Proving the Business Case for the Internet of Things

Ericsson, Telefónica and E.On demonstrate LTE for smart meters

Steve Rogerson
April 28, 2015
Swedish company Ericsson, Telefónica Germany and the E.On Research Center at RWTH Aachen University have demonstrated the feasibility of using LTE networks in smart meters for the energy sector. Trials have proved that LTE prioritisation, a standard feature of LTE, can provide a highly reliable and flexible alternative to existing powerline or fixed network connections of smart meters.
Smart meter roll-out planning is picking up speed in Germany, among other places. At the same time, on-going LTE network deployments open opportunities for utilities to use public networks for communicating with their smart meters. LTE can provide a reliable and flexible communications link from the smart meter to utility IT systems, as the trials showed.
Utility IT systems can use the information collected from smart meters as a tool to help them manage their power networks in the context of increasing integration of volatile renewable energy sources, such as wind and solar power, into the power network. Communication of new energy tariffs can be sent to the meter by the utility to encourage the use of energy at the time when it is available in the network from renewable energy, for example, on a sunny or windy day.
"We see the trial results as confirmation that public LTE networks, such as Telefónica Germany’s, offer a reliable and cost effective communications option to utilities companies deploying smart meters,” said Sven Koltermann, head of energy sales at Telefónica Germany. “Such mechanisms for the utilities and their grid stability should always be introduced in close cooperation with German regulatory bodies."
The trials demonstrated that even under heavily loaded radio network conditions, the stream of messages from the smart meters can be received within the expected transmission time of less than 100ms at the central utility IT systems over a commercial Ericsson LTE base station.
"As the installation of smart meters progresses, and communications and power network technology develops towards smart grids, more and more business opportunities are opening up for utilities,” said Antonello Monti, director of the Institute for Automation of Complex Power Systems (ACS), E.On Research Center at RWTH Aachen University. “They can improve the services they offer their customers and to optimise their networks, enabling the large-scale integration of renewable energy sources into the power generation mix while maintaining the highly reliable power network service that society needs to function efficiently."
LTE offers features that will make it the choice for many use cases for utilities.
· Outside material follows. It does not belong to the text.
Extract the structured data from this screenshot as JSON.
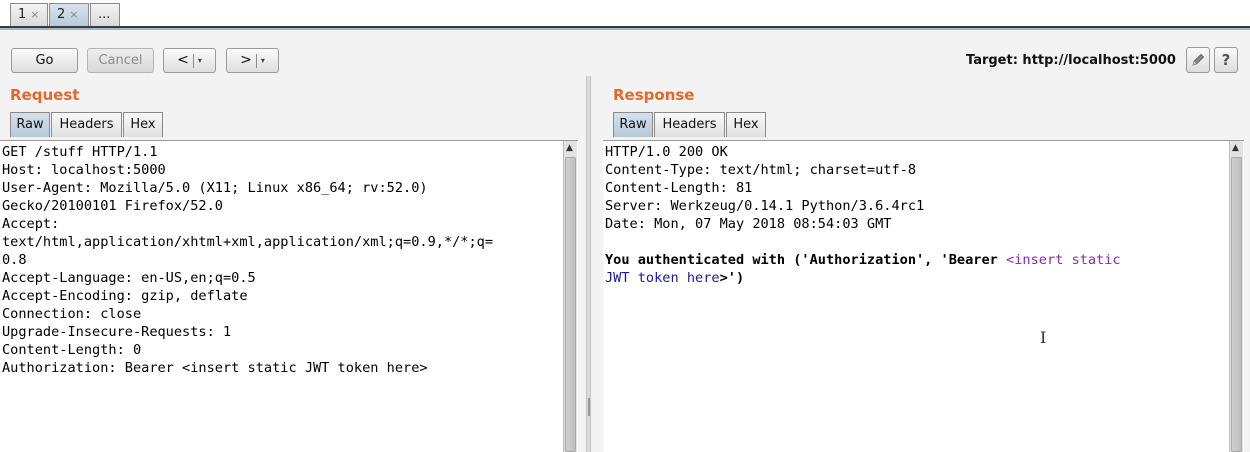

The added features in LTE Release 13 and beyond will enable further improvements in LTE performance for utility use cases and, when 5G is available, even the most challenging of utility real-time use cases will be addressed by wireless networks.
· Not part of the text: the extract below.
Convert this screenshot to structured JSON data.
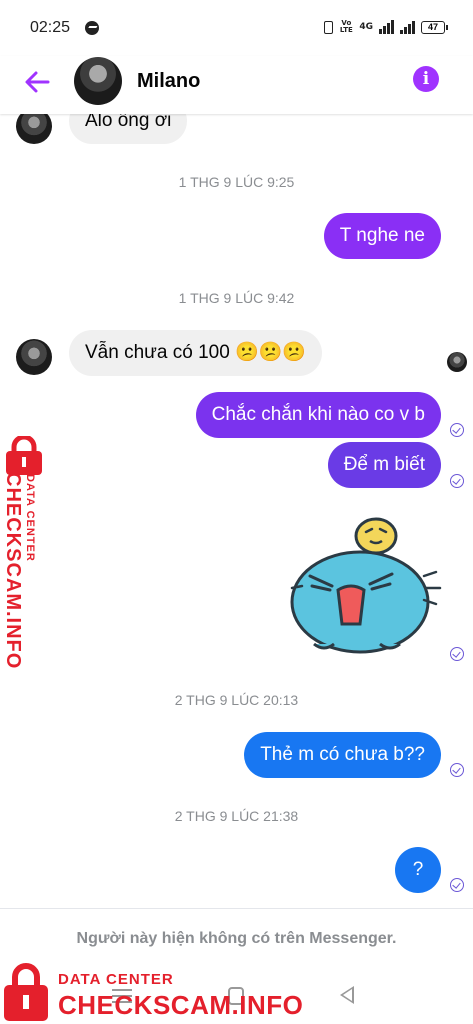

"The trials we have run with Telefónica and RWTH ACS show that LTE is an excellent communications option for utilities rolling out smart meters,” said Fiona Willliams, research director for Ericsson. “We were happy to see that the QoS features of LTE fully met the communication requirements for power network automation, which are far more stringent than other requirements specifications for smart meter measurement acquisition."
The advantage of applying the QoS features to the meter traffic is that even in the rare case of overload conditions, the smart meter messages will not be delayed or dropped and will be delivered to serve smart meter applications. This means messages sent to a pre-paid meter to reconnect a customer that has just phoned to buy a top-up for their electricity or gas meter, will happen instantly, regardless of the network load conditions.
In the trials, the stream of message from the smart meters was prioritised using the quality of service (QoS) features of LTE. Using prioritisation, smart meter messages were promptly received even in an overload situation, when other traffic on the network had heavy delays.
The trials were conducted using an Ericsson LTE base station set up at the ACS Institute of the E.On Research Center at RWTH and connected to the Ericsson core network facilities available at Ericsson Eurolab in Aachen. The RTDS power network simulator at the E.On Research Center was used to generate the stream of messages according to the specifications of the smart meter use case provided by Telefónica. The tests followed an independently conducted set of simulations of the messaging use case on the Ericsson LTE simulator. The results from the simulation showed that the prioritised MMS message streams were transmitted promptly even in radio network overload conditions. These simulation results were confirmed by the tests sending the messages over the air with the real base station.